As Dan Slott already started to do in ASM #9 last week, these two stories which feature Spider-Ham, “Old Man Spider,” and Spider-Ben (Ben Reilly) in the first, and Spider-Man Noir and Six-Armed Spider-Man in the second, do an admirable job of trying to define all of these “Peter Parker analogues” from each other. Ultimately, the overall strength and impact of “Spider-Verse” is going to rest on how these characters are drawn and evolved. If these characters are constantly under siege from Morlun and the Inheritors, and the body count is going to be as high as I anticipate, then both the main book and the spinoffs need to give me a reason to identify with and care about these characters. Otherwise, this whole storyline is going to collapse under the weight of all of its moving, interchangeable parts.
That’s not to say that either of these tales present dramatic character studies, but both Gage and Stern find little nuanced details to focus on that should potentially add some unique wrinkles to the larger cast. For example, Gage has cast the new iteration of Spider-Ben (who in this dimension, never became a steaming pile of clone goo like he does at the end of the “Clone Saga”) as a cock-eyed optimist who is able to help his teammates succeed against some parallel Vultures despite the fact that the odds are clearly stacked against them.
In the Stern story, Spider-Man Noir is demonstrating some more of his morally ambiguous tendencies and is constantly looking for reasons to put the alternative Peter Parker who is actually transforming into a furry spider “out of his misery.” This attitude stands in stark contrast to the Six-Armed Spider-Man (who is clearly derived from the ASM #100-102 arc involving Morbius and Lizard), who, despite being a monster himself, also maintains all of the positive, admirable traits of the mainstream Peter.
With these characteristics now defined, it should be interesting to see how these stories are eventually honored when these characters make additional cameos and appearances in other books. If everything carries over, which it hopefully should considering the amount of planning that went into “Spider-Verse,” we can at least safely say that Spider-Verse Team-Up (and the other books that are coming out this month) will have served some peripheral purpose. It just appears based on this first issue that it’s unrealistic for us to expect something to happen in one of these spinoff books that will really drive the main “Spider-Verse” narrative in an important way.
I found Spider-Verse Team-Up #1 a great, enjoyable, complementary read to Amazing #9, just not sure if it was worth the spare bucks from that comic book Friday (comics arrive a couple of days later to my local comics shop in Mexico).
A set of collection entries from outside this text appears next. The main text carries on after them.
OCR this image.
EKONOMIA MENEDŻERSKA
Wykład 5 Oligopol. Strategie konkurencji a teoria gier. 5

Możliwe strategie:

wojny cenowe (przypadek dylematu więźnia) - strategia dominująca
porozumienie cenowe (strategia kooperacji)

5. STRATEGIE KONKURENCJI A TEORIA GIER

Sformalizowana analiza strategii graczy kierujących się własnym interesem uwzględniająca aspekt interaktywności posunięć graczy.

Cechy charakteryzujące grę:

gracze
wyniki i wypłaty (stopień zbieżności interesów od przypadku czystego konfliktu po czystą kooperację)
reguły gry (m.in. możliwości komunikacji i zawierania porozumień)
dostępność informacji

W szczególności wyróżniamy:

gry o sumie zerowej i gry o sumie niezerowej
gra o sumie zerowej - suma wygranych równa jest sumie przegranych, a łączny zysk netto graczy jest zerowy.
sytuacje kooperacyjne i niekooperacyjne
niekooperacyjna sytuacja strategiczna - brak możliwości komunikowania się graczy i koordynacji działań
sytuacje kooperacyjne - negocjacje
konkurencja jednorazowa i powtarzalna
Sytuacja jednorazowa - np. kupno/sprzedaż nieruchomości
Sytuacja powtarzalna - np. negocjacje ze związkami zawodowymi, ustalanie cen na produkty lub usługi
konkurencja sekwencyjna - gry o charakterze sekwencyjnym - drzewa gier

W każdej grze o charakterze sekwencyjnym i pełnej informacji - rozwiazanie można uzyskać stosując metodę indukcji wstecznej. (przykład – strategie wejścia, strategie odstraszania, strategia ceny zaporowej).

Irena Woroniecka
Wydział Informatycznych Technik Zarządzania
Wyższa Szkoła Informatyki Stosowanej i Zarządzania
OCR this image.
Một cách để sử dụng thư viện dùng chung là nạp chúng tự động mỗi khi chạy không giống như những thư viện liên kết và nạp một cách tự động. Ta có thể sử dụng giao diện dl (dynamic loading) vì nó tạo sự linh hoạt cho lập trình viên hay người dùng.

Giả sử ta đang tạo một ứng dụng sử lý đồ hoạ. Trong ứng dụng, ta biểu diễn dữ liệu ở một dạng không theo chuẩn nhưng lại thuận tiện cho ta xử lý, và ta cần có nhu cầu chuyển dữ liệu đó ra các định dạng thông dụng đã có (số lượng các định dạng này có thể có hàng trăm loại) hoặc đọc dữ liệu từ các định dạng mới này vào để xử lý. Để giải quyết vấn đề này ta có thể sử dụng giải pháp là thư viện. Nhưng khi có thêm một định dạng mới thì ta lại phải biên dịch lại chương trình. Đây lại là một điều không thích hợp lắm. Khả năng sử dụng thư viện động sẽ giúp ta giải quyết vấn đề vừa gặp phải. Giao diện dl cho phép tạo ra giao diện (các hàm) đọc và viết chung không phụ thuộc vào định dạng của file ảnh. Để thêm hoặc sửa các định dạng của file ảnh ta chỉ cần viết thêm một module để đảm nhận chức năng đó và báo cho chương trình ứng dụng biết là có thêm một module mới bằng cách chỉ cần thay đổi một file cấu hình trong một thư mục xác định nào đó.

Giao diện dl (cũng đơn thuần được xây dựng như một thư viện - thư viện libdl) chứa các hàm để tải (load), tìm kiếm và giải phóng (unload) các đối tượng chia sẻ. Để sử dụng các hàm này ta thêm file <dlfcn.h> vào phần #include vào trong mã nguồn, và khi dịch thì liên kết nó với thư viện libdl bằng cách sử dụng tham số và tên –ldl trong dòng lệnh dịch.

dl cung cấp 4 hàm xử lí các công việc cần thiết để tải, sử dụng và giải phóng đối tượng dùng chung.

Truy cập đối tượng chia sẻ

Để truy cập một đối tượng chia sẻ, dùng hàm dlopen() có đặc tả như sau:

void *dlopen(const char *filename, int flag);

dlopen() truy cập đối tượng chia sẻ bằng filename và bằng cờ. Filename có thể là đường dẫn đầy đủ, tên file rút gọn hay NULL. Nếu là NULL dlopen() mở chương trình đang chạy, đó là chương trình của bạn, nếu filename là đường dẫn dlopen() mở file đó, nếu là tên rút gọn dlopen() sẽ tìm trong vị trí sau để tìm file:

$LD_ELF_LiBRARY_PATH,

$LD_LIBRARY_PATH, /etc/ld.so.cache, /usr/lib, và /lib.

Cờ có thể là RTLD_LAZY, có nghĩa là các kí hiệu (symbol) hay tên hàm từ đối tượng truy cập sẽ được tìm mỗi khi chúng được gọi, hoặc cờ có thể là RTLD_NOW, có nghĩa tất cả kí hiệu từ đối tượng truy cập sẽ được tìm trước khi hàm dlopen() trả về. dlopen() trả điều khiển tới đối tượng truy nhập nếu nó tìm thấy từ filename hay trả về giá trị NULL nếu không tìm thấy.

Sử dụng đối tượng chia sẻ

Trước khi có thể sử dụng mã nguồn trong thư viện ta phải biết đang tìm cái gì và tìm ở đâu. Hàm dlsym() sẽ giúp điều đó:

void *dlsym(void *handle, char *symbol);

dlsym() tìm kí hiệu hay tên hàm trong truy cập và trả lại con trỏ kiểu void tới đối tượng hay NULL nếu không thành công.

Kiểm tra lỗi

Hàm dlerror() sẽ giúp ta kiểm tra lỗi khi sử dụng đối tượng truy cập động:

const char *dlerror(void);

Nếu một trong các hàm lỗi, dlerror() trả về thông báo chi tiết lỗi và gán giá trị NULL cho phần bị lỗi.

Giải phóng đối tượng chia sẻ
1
Legit questions: seeing how Spider-Ham is being prominently portrayed in Edge of Spider-Verse, Amazing and Team-Up, what are your predictions on him becoming cannon fodder later down the road? And, incidentally, how much of a Grant Morrison’s Captain Carrot copycat do you think he’s being scripted as? (they’re both portrayed as wisecracking, rugged badass anthropomorphic cartoon characters).